Back home, but having trouble accepting that forgiveness? You must. Hear me—you must. Accepting the love and forgiveness of the Father isn’t simply a thread of Christianity. It’s the whole thing. If we don’t believe God can forgive us, we don’t believe Him at all. When I have struggled with this, Isaiah 53:5 has given me such hope: “But He was pierced for our transgressions, He was crushed for our iniquities; the punishment that brought us peace was on Him, and by His wounds we are healed.” So much promise is one passage. The price for my peace was upon Him. He paid it. Already. I know you may think you don’t deserve peace, but that is irrelevant, really. He has already paid the price for it! So accept the gift that has already been purchased. Receive forgiveness. And if God offers it to you, who are you to withhold it from yourself?

Maybe you recognize yourself in the older brother. Bitter. Resentful. Don’t be that way—listen to what the father told him: “Everything I have is yours”, Luke 15:31. Isn’t all He has yours? What does it cost you to rejoice with those who rejoice? You’re only hurting yourself when you refuse to join the party the Father is throwing.

The Super Bowl reminded me how many of us become the older brother in the first place. Did you see all those fans shouting from the sidelines?! “I know a better way!” “Do this!” Listen—I know nothing about football. I come for the snacks. So when I begin shouting from the sidelines, you can’t really listen to me.

I mean, I had a lot of opinions about the Super Bowl. But you can’t listen to any of them. I’m shouting from the sidelines. I haven’t spent untold hours practicing, lifting weights, learning plays, watching film. I’m just shouting from the sidelines. I don’t know what it feels like in the heat of the moment with the roar of the crowd and an adversary staring at me through his helmet. I’m just shouting from the sidelines. I don’t know what it's like to catch the football and in a split second have to change the play because an opponent is upon me. I’m just shouting from the sidelines.

How insane would it be for Tom Brady to listen to me?! “Time out, guys. There’s this lady over here who is giving me some instructions.”
And yet. We tend to listen to those on the sidelines in our lives. Probably in an attempt to prove them wrong, or to show we know more, or to please. Whatever it is, its wrong.  They’re just shouting from the sidelines.

Don’t shout from the sidelines. How do you do this, or not do this? Get involved in your own life. Run your own race. It's much more fun, much more fulfilling, believe me. Don’t live life from the sidelines looking into others’ lives and shouting your “expert” opinion.

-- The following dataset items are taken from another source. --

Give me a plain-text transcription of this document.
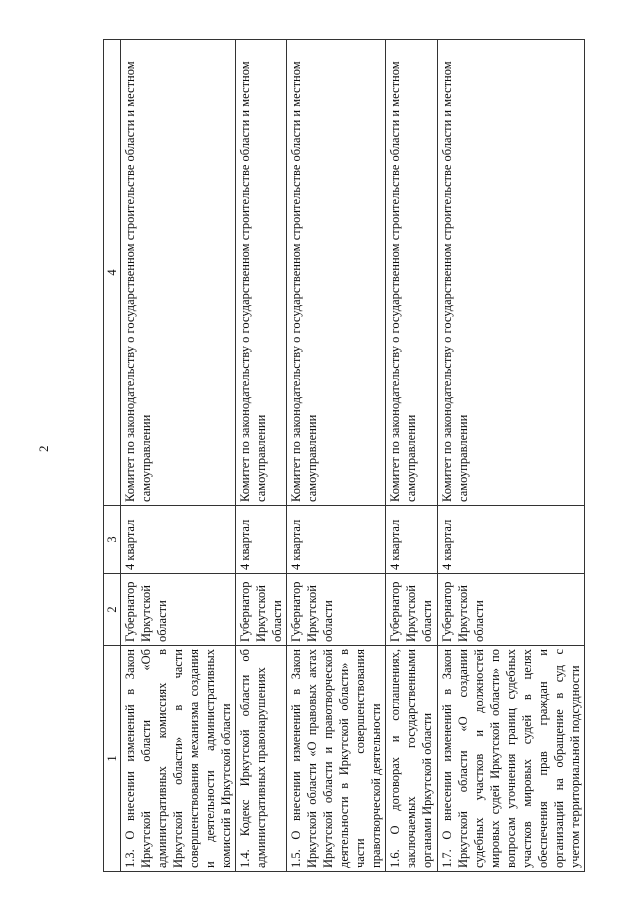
2
1	2	3	4
1.3. О внесении изменений в Закон Иркутской области «Об административных комиссиях в Иркутской области» в части совершенствования механизма создания и деятельности административных комиссий в Иркутской области	Губернатор Иркутской области	4 квартал	Комитет по законодательству о государственном строительстве области и местном самоуправлении
1.4. Кодекс Иркутской области об административных правонарушениях	Губернатор Иркутской области	4 квартал	Комитет по законодательству о государственном строительстве области и местном самоуправлении
1.5. О внесении изменений в Закон Иркутской области «О правовых актах Иркутской области и правотворческой деятельности в Иркутской области» в части совершенствования правотворческой деятельности	Губернатор Иркутской области	4 квартал	Комитет по законодательству о государственном строительстве области и местном самоуправлении
1.6. О договорах и соглашениях, заключаемых государственными органами Иркутской области	Губернатор Иркутской области	4 квартал	Комитет по законодательству о государственном строительстве области и местном самоуправлении
1.7. О внесении изменений в Закон Иркутской области «О создании судебных участков и должностей мировых судей Иркутской области» по вопросам уточнения границ судебных участков мировых судей в целях обеспечения прав граждан и организаций на обращение в суд с учетом территориальной подсудности	Губернатор Иркутской области	4 квартал	Комитет по законодательству о государственном строительстве области и местном самоуправлении
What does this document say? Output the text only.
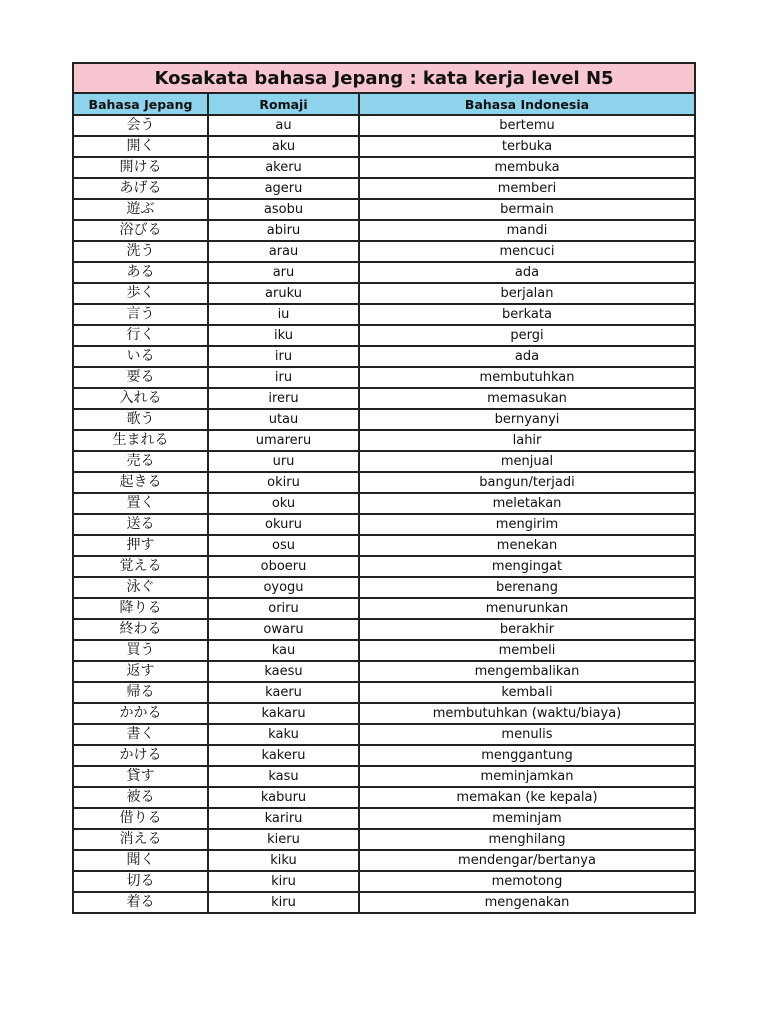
Kosakata bahasa Jepang : kata kerja level N5
Bahasa Jepang	Romaji	Bahasa Indonesia
会う	au	bertemu
開く	aku	terbuka
開ける	akeru	membuka
あげる	ageru	memberi
遊ぶ	asobu	bermain
浴びる	abiru	mandi
洗う	arau	mencuci
ある	aru	ada
歩く	aruku	berjalan
言う	iu	berkata
行く	iku	pergi
いる	iru	ada
要る	iru	membutuhkan
入れる	ireru	memasukan
歌う	utau	bernyanyi
生まれる	umareru	lahir
売る	uru	menjual
起きる	okiru	bangun/terjadi
置く	oku	meletakan
送る	okuru	mengirim
押す	osu	menekan
覚える	oboeru	mengingat
泳ぐ	oyogu	berenang
降りる	oriru	menurunkan
終わる	owaru	berakhir
買う	kau	membeli
返す	kaesu	mengembalikan
帰る	kaeru	kembali
かかる	kakaru	membutuhkan (waktu/biaya)
書く	kaku	menulis
かける	kakeru	menggantung
貸す	kasu	meminjamkan
被る	kaburu	memakan (ke kepala)
借りる	kariru	meminjam
消える	kieru	menghilang
聞く	kiku	mendengar/bertanya
切る	kiru	memotong
着る	kiru	mengenakan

If you are fully engaged with the life God has given you—seeking Him for help, living for Him, being the best mom or wife or friend or woman you can be, then you won’t feel the need to live someone else’s life for them. You’ll simply be too busy, too full. And when you do shout from the sidelines, it will sound more like this—“You can do it! You can make it! Keep going! Look to Jesus—He is the Author and Finisher of your faith! If you don’t quit, you can’t lose!”

These are just my thoughts on this story. I encourage you to read it for yourself today. God’s Word is so dynamic—we are told it is living and active!—and He has things for you in there for wherever you are on your journey. Whether you’re separated from Him, whether you’re struggling with guilt, whether you’re struggling with bitterness, whether you are safely and securely and blissfully in His arms. He’s in this life FOR you. Let Him guide you! He does that through His Word.

Wherever you find yourself today, I hope you end the day closer to God than when you began it. Love you all!